Enhanced Catalytic Activity of Lipase Encapsulated in PCL Nanofibers

Use of biocatalysis for industrial synthetic chemistry is on the verge of significant growth. Enzyme immobilization as an effective strategy for improving the enzyme activity has emerged from developments especially in nanoscience and nanotechnology.
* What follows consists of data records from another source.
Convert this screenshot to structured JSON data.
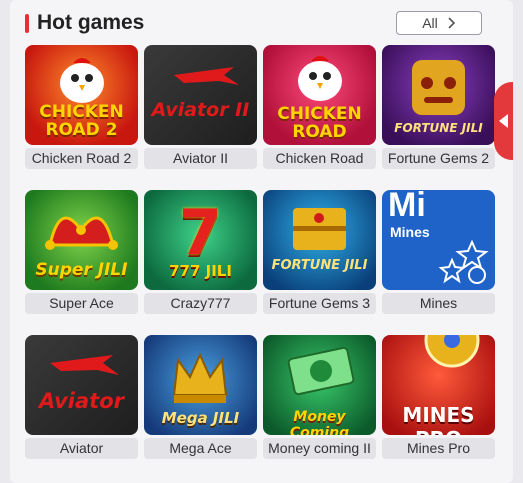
{
  "section": {
    "title": "Hot games",
    "all_label": "All"
  },
  "games": [
    {
      "name": "Chicken Road 2",
      "art": "CHICKEN ROAD 2"
    },
    {
      "name": "Aviator II",
      "art": "Aviator II"
    },
    {
      "name": "Chicken Road",
      "art": "CHICKEN ROAD"
    },
    {
      "name": "Fortune Gems 2",
      "art": "FORTUNE JILI"
    },
    {
      "name": "Super Ace",
      "art": "Super JILI"
    },
    {
      "name": "Crazy777",
      "art": "777 JILI"
    },
    {
      "name": "Fortune Gems 3",
      "art": "FORTUNE JILI"
    },
    {
      "name": "Mines",
      "art": "Mi",
      "art_sub": "Mines"
    },
    {
      "name": "Aviator",
      "art": "Aviator"
    },
    {
      "name": "Mega Ace",
      "art": "Mega JILI"
    },
    {
      "name": "Money coming II",
      "art": "Money Coming"
    },
    {
      "name": "Mines Pro",
      "art": "MINES PRO"
    }
  ],
  "colors": {
    "accent": "#e63030",
    "side_tab": "#e4393c"
  }
}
Here, lipase from Burkholderia cepacia (LBC), as an example of the luxuriant enzymes, was successfully encapsulated in polycaprolactone (PCL) nanofibers, proven by X-ray photoelectron spectroscopy (XPS) and atomic force microscopy (AFM). Evaluated in both organic and aqueous medium, the activation factor of the encapsulated enzymes in the hydrolysis reaction was generally higher than that in the transesterification reaction. Enhanced catalytic activities were found when 5-20 w/w % of LBC was loaded. The effect of different solvents pretreatment on the activity of immobilized LBC was also investigated. The highest activation factor was found up to 14 for the sample containing acetone-treated LBC/PCL (10 w/w %). The encapsulated lipase reserved 50% of its original activity after the 10th run in the transesterification reaction in hexane medium. The mechanism of activation of lipase catalytic ability based on active PCL nanofiberous matrix is proposed.